Dentro, el relicario, el mechón de cabello dorado, y un pergamino con símbolos antiguos que aún no lograba descifrar.
Pero lo que más le inquietaba no eran los objetos, sino lo que sugerían: una historia que había estado enterrada… en su propia sangre.
Su mirada se posó en la nota dentro del relicario. Las letras, talladas con una precisión antinatural, decían:
"Pronto sabrás lo que se oculta en la sangre de la Sombra."
Irina tragó saliva. El apodo que le habían dado durante años… ¿era acaso algo más que una simple metáfora?
Murmuró la palabra que no dejaba de resonar en su mente:
—Kairós…
Apenas sus labios formaron el nombre, el viento pareció agitarse como si lo hubiera invocado. Un crujido la alertó.
Se giró con el arma en alto, pero solo encontró sombras al otro lado del cristal empañado. Sin embargo, sintió algo. Una mirada. Una presencia.
Y entonces, desde la penumbra, una figura alta y encapuchada emergió entre los árboles, observándola con una calma antinatural.

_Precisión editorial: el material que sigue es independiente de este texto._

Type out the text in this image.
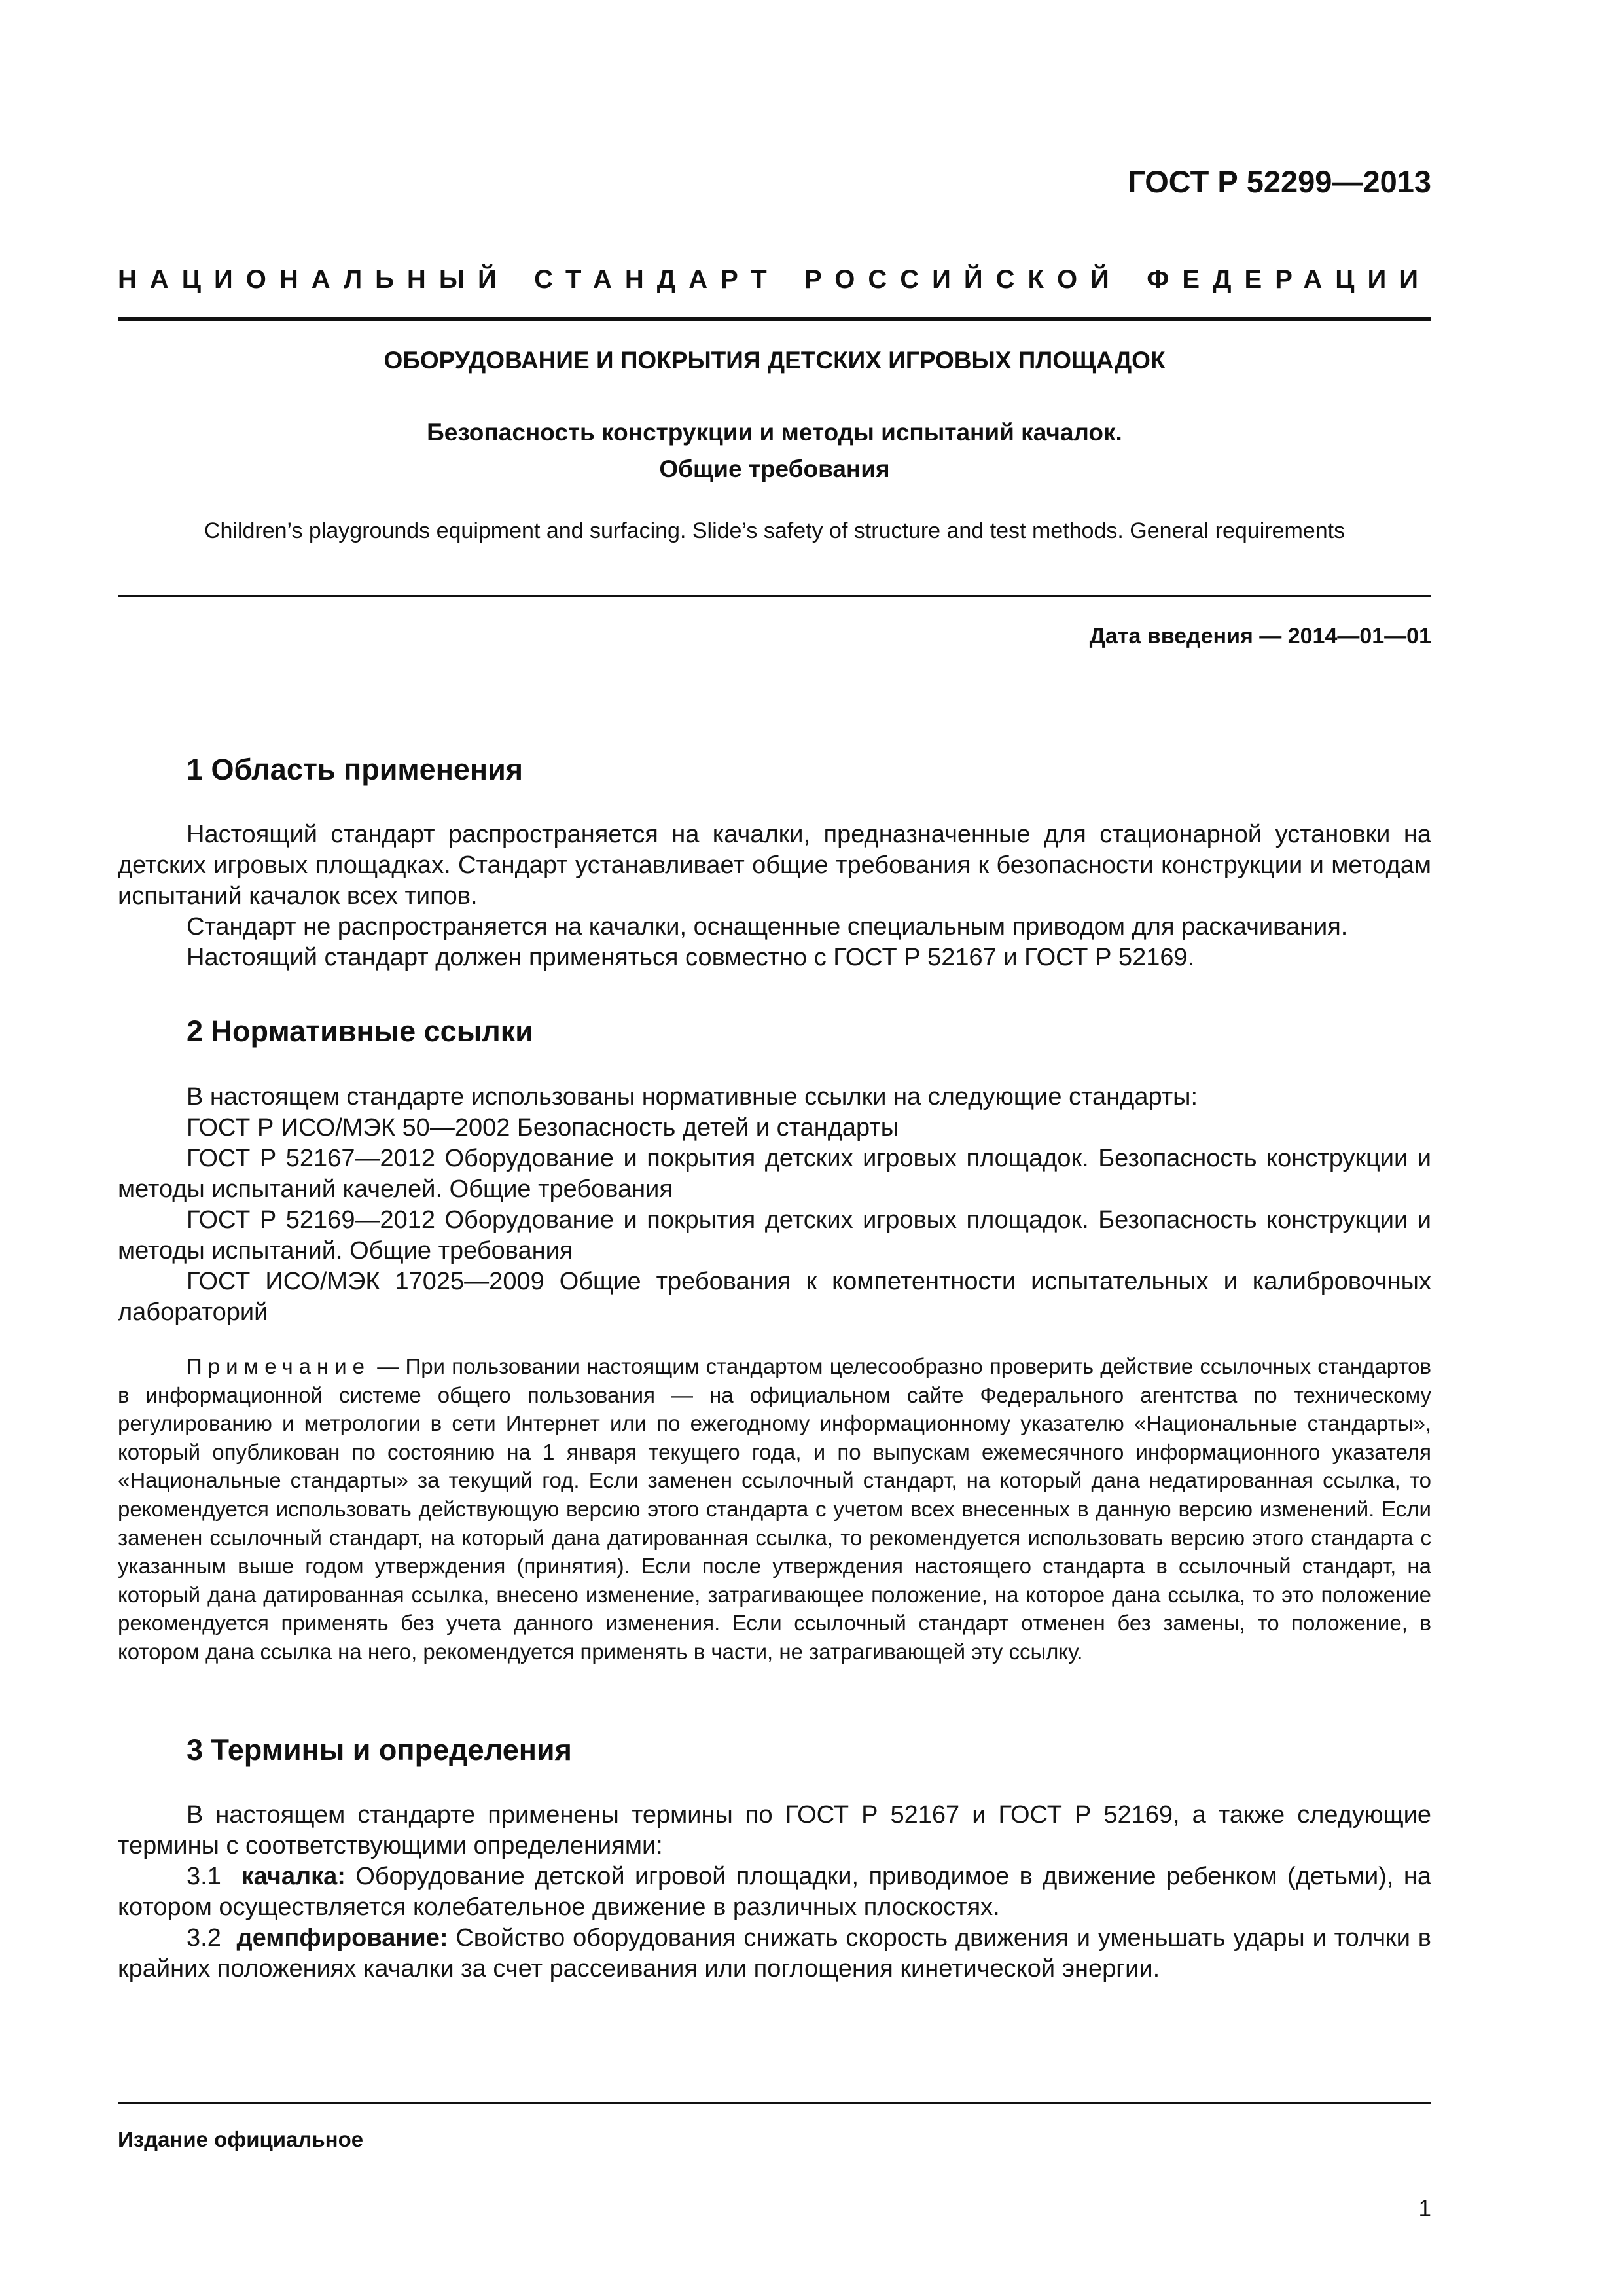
ГОСТ Р 52299—2013
НАЦИОНАЛЬНЫЙ СТАНДАРТ РОССИЙСКОЙ ФЕДЕРАЦИИ
ОБОРУДОВАНИЕ И ПОКРЫТИЯ ДЕТСКИХ ИГРОВЫХ ПЛОЩАДОК
Безопасность конструкции и методы испытаний качалок.
Общие требования
Children’s playgrounds equipment and surfacing. Slide’s safety of structure and test methods. General requirements
Дата введения — 2014—01—01
1 Область применения

Настоящий стандарт распространяется на качалки, предназначенные для стационарной установки на детских игровых площадках. Стандарт устанавливает общие требования к безопасности конструкции и методам испытаний качалок всех типов.

Стандарт не распространяется на качалки, оснащенные специальным приводом для раскачивания.

Настоящий стандарт должен применяться совместно с ГОСТ Р 52167 и ГОСТ Р 52169.

2 Нормативные ссылки

В настоящем стандарте использованы нормативные ссылки на следующие стандарты:

ГОСТ Р ИСО/МЭК 50—2002 Безопасность детей и стандарты

ГОСТ Р 52167—2012 Оборудование и покрытия детских игровых площадок. Безопасность конструкции и методы испытаний качелей. Общие требования

ГОСТ Р 52169—2012 Оборудование и покрытия детских игровых площадок. Безопасность конструкции и методы испытаний. Общие требования

ГОСТ ИСО/МЭК 17025—2009 Общие требования к компетентности испытательных и калибровочных лабораторий

Примечание — При пользовании настоящим стандартом целесообразно проверить действие ссылочных стандартов в информационной системе общего пользования — на официальном сайте Федерального агентства по техническому регулированию и метрологии в сети Интернет или по ежегодному информационному указателю «Национальные стандарты», который опубликован по состоянию на 1 января текущего года, и по выпускам ежемесячного информационного указателя «Национальные стандарты» за текущий год. Если заменен ссылочный стандарт, на который дана недатированная ссылка, то рекомендуется использовать действующую версию этого стандарта с учетом всех внесенных в данную версию изменений. Если заменен ссылочный стандарт, на который дана датированная ссылка, то рекомендуется использовать версию этого стандарта с указанным выше годом утверждения (принятия). Если после утверждения настоящего стандарта в ссылочный стандарт, на который дана датированная ссылка, внесено изменение, затрагивающее положение, на которое дана ссылка, то это положение рекомендуется применять без учета данного изменения. Если ссылочный стандарт отменен без замены, то положение, в котором дана ссылка на него, рекомендуется применять в части, не затрагивающей эту ссылку.

3 Термины и определения

В настоящем стандарте применены термины по ГОСТ Р 52167 и ГОСТ Р 52169, а также следующие термины с соответствующими определениями:

3.1 качалка: Оборудование детской игровой площадки, приводимое в движение ребенком (детьми), на котором осуществляется колебательное движение в различных плоскостях.

3.2 демпфирование: Свойство оборудования снижать скорость движения и уменьшать удары и толчки в крайних положениях качалки за счет рассеивания или поглощения кинетической энергии.

Издание официальное
1
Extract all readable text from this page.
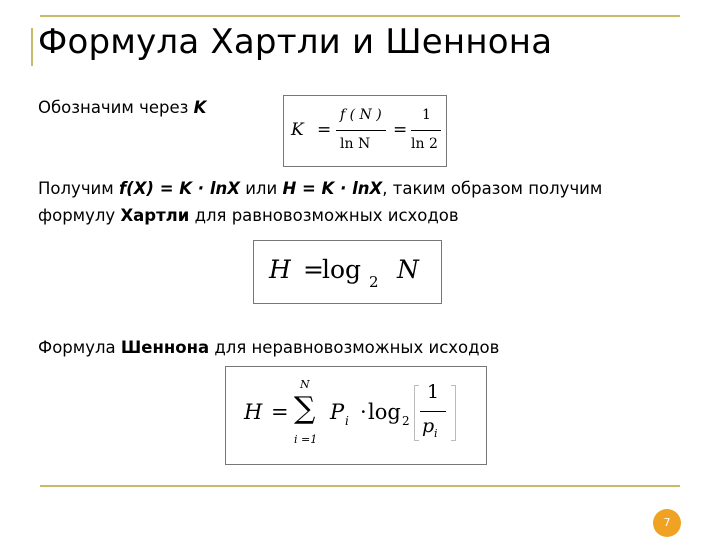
Формула Хартли и Шеннона
Обозначим через K
K =
f ( N )
ln N
=
1
ln 2
Получим f(X) = K · lnX или H = K · lnX, таким образом получим
формулу Хартли для равновозможных исходов
H =
log 2 N
Формула Шеннона для неравновозможных исходов
H =
N
∑
i =1
P i · log 2
1
p i
7
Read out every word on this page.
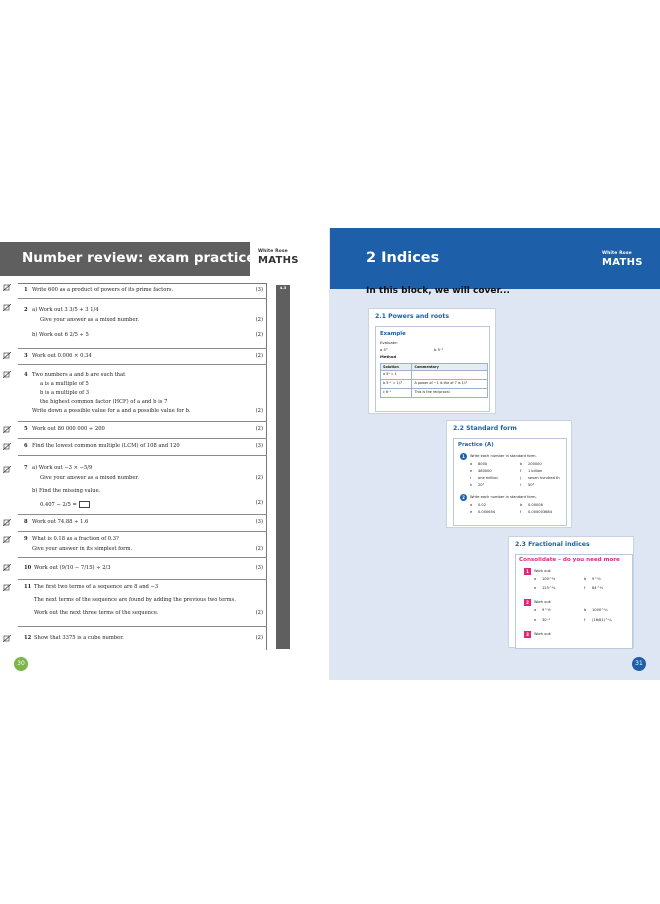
Number review: exam practice White Rose
MATHS
4–5
1 Write 600 as a product of powers of its prime factors.	(3)
2 a) Work out 3 3/5 + 3 1/4
Give your answer as a mixed number.	(2)
b) Work out 6 2/5 ÷ 5	(2)
3 Work out 0.006 × 0.34	(2)
4 Two numbers a and b are such that
a is a multiple of 5
b is a multiple of 3
the highest common factor (HCF) of a and b is 7
Write down a possible value for a and a possible value for b.	(2)
5 Work out 80 000 000 ÷ 200	(2)
6 Find the lowest common multiple (LCM) of 108 and 120	(3)
7 a) Work out −3 × −5/9
Give your answer as a mixed number.	(2)
b) Find the missing value.
0.407 − 2/5 =	(2)
8 Work out 74.88 ÷ 1.6	(3)
9 What is 0.18 as a fraction of 0.3?
Give your answer in its simplest form.	(2)
10 Work out (9/10 − 7/15) ÷ 2/3	(3)
11 The first two terms of a sequence are 8 and −3
The next terms of the sequence are found by adding the previous two terms.
Work out the next three terms of the sequence.	(2)
12 Show that 3375 is a cube number.	(2)
30
2 Indices	White Rose
MATHS
In this block, we will cover...
2.1 Powers and roots
Example
Evaluate:
a 5⁰	b 5⁻¹
Method
Solution	Commentary
a 5⁰ = 1	
b 5⁻¹ = 1/7	A power of −1 is the of 7 is 1/7
c 6⁻¹	This is the reciprocal
2.2 Standard form
Practice (A)
1	Write each number in standard form.
a 8000	b 200000
e 480000	f 1 billion
i one million	j seven hundred th
k 20²	l 50³
2	Write each number in standard form.
a 0.02	b 0.00006
e 0.000654	f 0.000003684
2.3 Fractional indices
Consolidate – do you need more
1	Work out:
a 100^½	b 9^½
e 125^⅓	f 64^⅓
2	Work out:
a 9^½	b 1000^⅓
e 30⁻¹	f (16/81)^¼
3	Work out:
31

No avanzó. Solo la miró. Y en el silencio de esa conexión intangible, Irina oyó un susurro que no debió escuchar:
—Mi pequeña sombra...
Su corazón dio un vuelco. No por miedo, sino por el extraño calor que se escondía en esas tres palabras. Cuando se atrevió a parpadear, la figura ya no estaba.
Una cámara de vigilancia instalada en un edificio cercano parpadeó.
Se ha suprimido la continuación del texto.